John 1:1 In the beginning was the Word, and the Word was with God, and the Word was God.
John 1:14a And the Word became flesh, and dwelt among us
  • In Greek the word means “tabernacled”.

  • When we start to see in the gospels the lineage of Jesus, it’s letting us know God has come to us.

    • Emmanuel, God with us.

  • So when the veil is torn in the Holy of Holies there is no longer separation.

    • Jesus tells His disciples, don’t leave Jerusalem.

    • I am going to send you a helper, the paraclete, to indwell you.

    • God is telling us, we are now the tabernacle, the new place where the Holy Spirit of God is going to dwell.

      • We no longer have to go to the church house/synagogue to be in right fellowship with Him.

  • So when we look at these dimensions, they have come from the Creator himself, because He has literally patterned a prototype for us on earth, as it relates to what is already in heaven.

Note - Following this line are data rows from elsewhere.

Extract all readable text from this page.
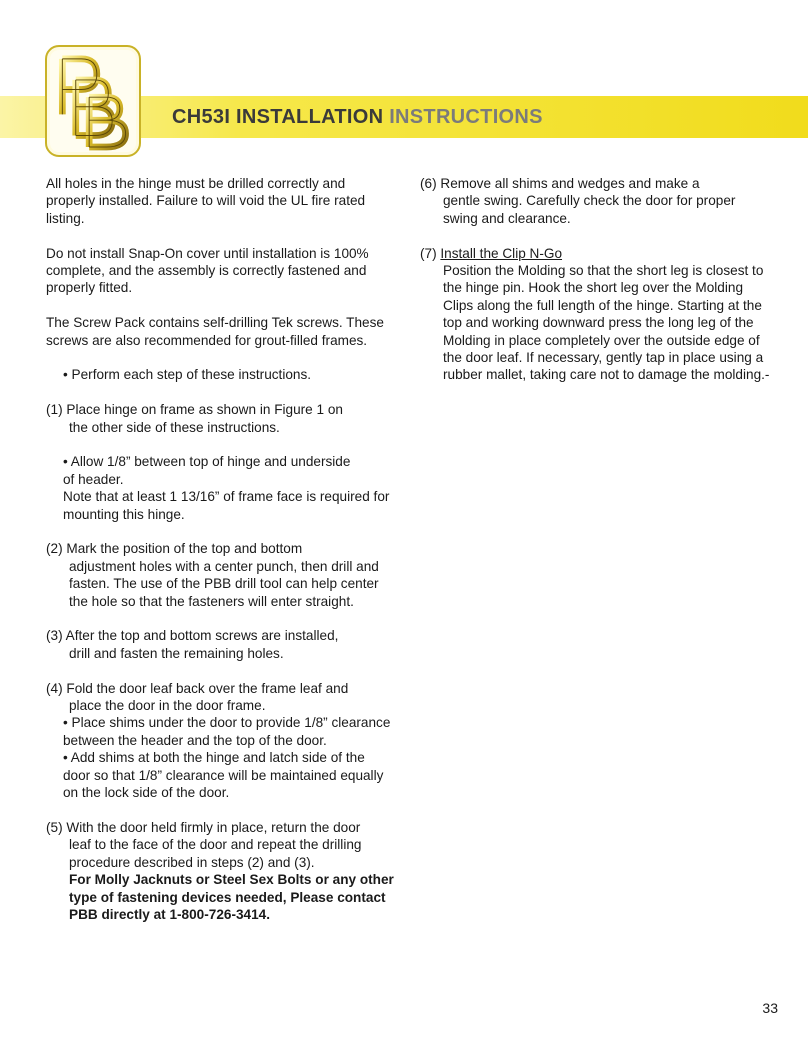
CH53I INSTALLATION INSTRUCTIONS

All holes in the hinge must be drilled correctly and properly installed. Failure to will void the UL fire rated listing.

Do not install Snap-On cover until installation is 100% complete, and the assembly is correctly fastened and properly fitted.

The Screw Pack contains self-drilling Tek screws. These screws are also recommended for grout-filled frames.

• Perform each step of these instructions.

(1) Place hinge on frame as shown in Figure 1 on

the other side of these instructions.

• Allow 1/8” between top of hinge and underside

of header.

Note that at least 1 13/16” of frame face is required for mounting this hinge.

(2) Mark the position of the top and bottom

adjustment holes with a center punch, then drill and fasten. The use of the PBB drill tool can help center the hole so that the fasteners will enter straight.

(3) After the top and bottom screws are installed,

drill and fasten the remaining holes.

(4) Fold the door leaf back over the frame leaf and

place the door in the door frame.

• Place shims under the door to provide 1/8” clearance between the header and the top of the door.

• Add shims at both the hinge and latch side of the door so that 1/8” clearance will be maintained equally on the lock side of the door.

(5) With the door held firmly in place, return the door

leaf to the face of the door and repeat the drilling procedure described in steps (2) and (3).

For Molly Jacknuts or Steel Sex Bolts or any other type of fastening devices needed, Please contact PBB directly at 1-800-726-3414.

(6) Remove all shims and wedges and make a

gentle swing. Carefully check the door for proper swing and clearance.

(7) Install the Clip N-Go

Position the Molding so that the short leg is closest to the hinge pin. Hook the short leg over the Molding Clips along the full length of the hinge. Starting at the top and working downward press the long leg of the Molding in place completely over the outside edge of the door leaf. If necessary, gently tap in place using a rubber mallet, taking care not to damage the molding.-

33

    • When it comes down to Jesus before He ascends, you’ll notice in particular areas that Jesus is never touched.

    • Why?

      • There has to be a cleansing.

      • The veil has been torn on earth, the atoning work of Christ has taken place on earth.

  • So when we think about our bodies as Paul says in Romans, as living sacrifices, this is where He dwells.

    • And when we gather together, Jesus is in the midst. His Spirit is in us.

    • It’s not about the building, it’s about being together, fellowshipping with one another (Ecclesia).

  • The promise Jesus made to His disciples, I will be with you always, even to the ends of the earth – He tabernacles with us.

  • Although this building we have studied in our text today was destroyed by Babylon, as Jesus said in Matthew 16 – the gates of hell will not prevail against His church.